Goodness of fit plots for an Exponentiated Weibull model for English Wikipedia.. The Exponentiated Weibull model underestimates the probability of short dwell times, overestimates medium length dwell times and underestimates long dwell times.

Goodness of fit plots for a Lognormal model for English Wikipedia.. Compared to the Exponentiated Weibull model, the Log Normal model does a better job estimating the probability of a short dwell time and a worse job estimating long dwell times.

Goodness of fit plots for a Lomax model for English Wikipedia.. In contrast to the other two models, the Lomax model slightly over estimates the probability of short dwell times, underestimates the probability of medium length dwell times, and does a much better job estimating the probability of long dwell times.
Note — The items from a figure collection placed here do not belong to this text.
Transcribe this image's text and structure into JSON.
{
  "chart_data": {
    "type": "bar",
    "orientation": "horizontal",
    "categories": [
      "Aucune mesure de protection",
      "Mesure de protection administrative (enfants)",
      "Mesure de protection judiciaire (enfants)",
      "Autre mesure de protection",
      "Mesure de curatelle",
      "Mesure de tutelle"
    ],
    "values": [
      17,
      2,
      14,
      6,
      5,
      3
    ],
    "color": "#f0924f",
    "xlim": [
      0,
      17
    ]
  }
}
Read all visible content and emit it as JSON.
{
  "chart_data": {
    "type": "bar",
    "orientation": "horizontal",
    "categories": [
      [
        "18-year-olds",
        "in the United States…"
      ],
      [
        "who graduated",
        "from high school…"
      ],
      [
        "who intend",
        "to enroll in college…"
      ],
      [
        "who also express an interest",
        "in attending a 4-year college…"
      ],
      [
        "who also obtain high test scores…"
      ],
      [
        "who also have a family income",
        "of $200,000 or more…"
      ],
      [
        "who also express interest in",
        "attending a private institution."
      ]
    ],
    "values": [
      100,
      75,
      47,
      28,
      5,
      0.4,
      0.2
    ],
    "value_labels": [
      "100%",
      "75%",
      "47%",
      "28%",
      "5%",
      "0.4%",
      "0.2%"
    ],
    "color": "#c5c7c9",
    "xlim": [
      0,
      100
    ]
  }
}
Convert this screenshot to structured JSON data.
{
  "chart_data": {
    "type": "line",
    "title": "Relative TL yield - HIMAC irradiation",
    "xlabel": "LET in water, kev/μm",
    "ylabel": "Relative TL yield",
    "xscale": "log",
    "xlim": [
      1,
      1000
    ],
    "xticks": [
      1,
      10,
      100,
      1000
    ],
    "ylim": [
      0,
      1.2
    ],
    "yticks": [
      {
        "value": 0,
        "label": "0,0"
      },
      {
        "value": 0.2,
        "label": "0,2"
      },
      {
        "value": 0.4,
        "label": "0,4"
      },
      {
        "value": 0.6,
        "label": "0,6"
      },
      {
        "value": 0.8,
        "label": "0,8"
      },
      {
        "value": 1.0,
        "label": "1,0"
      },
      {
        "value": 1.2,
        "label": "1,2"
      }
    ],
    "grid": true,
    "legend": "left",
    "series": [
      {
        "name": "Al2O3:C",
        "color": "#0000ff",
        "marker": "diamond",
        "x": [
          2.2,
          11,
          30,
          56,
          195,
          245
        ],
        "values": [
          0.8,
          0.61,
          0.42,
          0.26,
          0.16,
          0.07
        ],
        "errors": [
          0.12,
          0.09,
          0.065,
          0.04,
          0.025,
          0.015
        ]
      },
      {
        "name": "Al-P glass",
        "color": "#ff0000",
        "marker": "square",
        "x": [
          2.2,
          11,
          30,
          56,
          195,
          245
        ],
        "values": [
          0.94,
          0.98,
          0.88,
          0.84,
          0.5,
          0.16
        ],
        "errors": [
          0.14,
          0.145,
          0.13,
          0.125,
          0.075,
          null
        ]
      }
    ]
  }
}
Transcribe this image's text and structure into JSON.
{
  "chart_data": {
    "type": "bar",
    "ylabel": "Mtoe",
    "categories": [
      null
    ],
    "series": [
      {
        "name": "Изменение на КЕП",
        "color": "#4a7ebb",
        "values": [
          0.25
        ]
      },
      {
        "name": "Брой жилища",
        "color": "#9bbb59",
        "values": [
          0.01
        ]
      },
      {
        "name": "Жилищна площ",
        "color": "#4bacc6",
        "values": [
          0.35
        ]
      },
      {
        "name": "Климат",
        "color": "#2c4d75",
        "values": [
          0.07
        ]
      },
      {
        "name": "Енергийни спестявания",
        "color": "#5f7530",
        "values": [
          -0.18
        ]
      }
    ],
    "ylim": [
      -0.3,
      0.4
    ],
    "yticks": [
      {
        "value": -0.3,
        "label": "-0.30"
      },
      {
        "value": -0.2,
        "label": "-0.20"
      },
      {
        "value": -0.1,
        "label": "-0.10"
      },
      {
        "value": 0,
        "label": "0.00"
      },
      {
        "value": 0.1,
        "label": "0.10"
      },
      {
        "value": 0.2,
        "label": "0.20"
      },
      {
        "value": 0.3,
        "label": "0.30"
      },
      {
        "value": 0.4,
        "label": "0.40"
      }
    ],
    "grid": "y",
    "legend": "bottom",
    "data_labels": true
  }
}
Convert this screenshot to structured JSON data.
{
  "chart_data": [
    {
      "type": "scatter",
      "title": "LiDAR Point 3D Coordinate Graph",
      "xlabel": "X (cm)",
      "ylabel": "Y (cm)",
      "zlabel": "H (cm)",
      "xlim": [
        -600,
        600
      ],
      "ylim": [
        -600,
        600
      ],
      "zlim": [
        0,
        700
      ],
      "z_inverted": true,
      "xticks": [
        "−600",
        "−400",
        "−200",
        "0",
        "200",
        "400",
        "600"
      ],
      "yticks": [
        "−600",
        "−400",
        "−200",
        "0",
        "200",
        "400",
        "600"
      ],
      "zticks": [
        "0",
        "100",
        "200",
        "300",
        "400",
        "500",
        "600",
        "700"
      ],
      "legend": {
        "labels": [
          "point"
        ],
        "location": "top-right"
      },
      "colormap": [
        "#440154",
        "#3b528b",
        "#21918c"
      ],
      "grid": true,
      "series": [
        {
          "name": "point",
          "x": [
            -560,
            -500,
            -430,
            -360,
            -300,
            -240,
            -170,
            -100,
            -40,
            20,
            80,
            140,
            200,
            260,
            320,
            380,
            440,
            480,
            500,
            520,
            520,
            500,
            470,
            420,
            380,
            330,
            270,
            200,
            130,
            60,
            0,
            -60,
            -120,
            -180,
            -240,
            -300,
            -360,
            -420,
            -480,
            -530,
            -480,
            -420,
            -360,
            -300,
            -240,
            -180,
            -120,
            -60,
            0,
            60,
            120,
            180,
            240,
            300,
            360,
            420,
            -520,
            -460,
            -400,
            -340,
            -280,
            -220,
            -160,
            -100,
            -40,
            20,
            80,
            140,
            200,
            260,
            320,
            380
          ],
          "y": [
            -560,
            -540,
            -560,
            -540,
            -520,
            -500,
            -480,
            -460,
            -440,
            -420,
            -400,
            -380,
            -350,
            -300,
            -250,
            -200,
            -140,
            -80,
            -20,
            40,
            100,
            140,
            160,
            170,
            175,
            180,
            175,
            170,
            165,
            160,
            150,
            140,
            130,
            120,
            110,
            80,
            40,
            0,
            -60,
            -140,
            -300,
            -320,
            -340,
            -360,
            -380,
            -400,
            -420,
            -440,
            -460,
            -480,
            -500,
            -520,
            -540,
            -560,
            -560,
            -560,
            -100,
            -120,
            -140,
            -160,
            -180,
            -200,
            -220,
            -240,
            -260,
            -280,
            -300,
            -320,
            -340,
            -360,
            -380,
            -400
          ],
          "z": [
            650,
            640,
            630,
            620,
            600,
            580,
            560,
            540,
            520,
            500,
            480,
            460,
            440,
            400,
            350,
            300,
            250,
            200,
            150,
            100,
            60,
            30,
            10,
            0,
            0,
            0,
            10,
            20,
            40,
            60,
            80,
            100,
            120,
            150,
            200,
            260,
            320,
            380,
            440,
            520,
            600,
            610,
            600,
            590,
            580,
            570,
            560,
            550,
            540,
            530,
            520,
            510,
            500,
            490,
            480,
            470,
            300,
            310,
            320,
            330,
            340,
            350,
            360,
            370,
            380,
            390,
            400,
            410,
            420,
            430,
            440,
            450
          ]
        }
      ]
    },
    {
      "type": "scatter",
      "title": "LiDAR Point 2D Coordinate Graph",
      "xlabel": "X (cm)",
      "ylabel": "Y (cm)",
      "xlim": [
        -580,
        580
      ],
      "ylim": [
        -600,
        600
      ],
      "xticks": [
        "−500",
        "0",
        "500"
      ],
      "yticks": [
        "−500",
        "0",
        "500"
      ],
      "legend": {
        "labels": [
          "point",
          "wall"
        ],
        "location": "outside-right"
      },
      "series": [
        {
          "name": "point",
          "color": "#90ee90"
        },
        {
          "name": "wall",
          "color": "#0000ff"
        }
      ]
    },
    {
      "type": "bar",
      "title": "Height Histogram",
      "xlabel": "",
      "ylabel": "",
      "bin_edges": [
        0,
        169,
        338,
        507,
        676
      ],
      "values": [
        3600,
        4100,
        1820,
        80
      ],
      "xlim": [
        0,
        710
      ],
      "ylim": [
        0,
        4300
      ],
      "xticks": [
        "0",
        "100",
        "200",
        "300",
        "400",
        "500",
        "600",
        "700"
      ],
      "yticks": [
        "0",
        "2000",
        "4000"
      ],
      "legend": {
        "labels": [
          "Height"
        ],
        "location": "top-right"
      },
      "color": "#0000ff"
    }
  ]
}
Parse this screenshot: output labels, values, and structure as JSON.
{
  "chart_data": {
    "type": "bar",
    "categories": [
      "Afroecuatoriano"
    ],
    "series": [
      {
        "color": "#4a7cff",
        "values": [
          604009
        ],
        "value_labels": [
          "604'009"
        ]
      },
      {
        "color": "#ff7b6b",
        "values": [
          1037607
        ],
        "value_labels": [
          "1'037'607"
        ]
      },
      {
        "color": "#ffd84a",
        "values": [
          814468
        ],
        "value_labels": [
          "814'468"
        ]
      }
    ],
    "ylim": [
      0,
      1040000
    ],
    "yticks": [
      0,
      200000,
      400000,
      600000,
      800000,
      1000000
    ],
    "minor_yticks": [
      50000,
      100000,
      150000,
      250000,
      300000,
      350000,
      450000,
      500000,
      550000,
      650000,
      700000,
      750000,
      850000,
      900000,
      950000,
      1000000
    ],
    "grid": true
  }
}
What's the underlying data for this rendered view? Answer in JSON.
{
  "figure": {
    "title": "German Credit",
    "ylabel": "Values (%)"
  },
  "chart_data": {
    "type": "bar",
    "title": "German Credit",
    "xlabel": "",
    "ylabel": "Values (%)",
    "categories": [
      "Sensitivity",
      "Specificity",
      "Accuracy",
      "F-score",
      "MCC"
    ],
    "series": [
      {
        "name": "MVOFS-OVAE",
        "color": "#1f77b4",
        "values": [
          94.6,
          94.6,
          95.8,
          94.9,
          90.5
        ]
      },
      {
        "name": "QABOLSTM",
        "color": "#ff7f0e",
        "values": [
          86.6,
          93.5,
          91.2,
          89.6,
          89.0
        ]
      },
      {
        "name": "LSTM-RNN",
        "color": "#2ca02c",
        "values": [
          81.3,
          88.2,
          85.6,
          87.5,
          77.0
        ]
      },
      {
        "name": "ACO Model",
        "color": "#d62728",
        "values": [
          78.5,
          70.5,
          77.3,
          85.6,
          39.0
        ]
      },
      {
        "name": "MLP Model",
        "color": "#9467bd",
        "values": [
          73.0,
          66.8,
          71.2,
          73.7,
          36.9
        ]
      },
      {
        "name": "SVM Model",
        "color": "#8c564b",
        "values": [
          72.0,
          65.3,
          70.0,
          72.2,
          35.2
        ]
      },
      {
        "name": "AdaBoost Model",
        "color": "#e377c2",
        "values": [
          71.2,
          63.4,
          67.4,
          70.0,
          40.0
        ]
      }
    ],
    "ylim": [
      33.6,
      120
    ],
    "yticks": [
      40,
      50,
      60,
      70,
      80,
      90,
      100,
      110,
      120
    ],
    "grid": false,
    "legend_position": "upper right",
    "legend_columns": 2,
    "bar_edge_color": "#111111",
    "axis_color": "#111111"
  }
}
These three plots are useful for comparing the fits of the three parametric models on the data. The lomax does better at fitting the long tail, but it overestimates the probability of short dwell times and underestimates the probably of medium length dwell times.

One important disadvantage to using the Lomax is that the mean is not defined if $\alpha <1$ . Inconveniently, this is the case in about 20% of wikis. We estimated $\alpha >=1$ in 77.7% of Wikis.

Maybe Mixture of Lognormals?

Per Mitzenmacher's point that a mixture of Log Normals may generate a power law, we might explore fitting a mixture model to this data. To take one small step down this path I made a density histogram of the logged visible length.

Density of English Wikipedia Page Visible Times (Logged). It looks like the distribution of page Visible times has 3 modes. One mode is for very short times, and a second (teeny-tiny) mode is way out on the right side with very long times. The vast majority of the density is in the main, middle, model.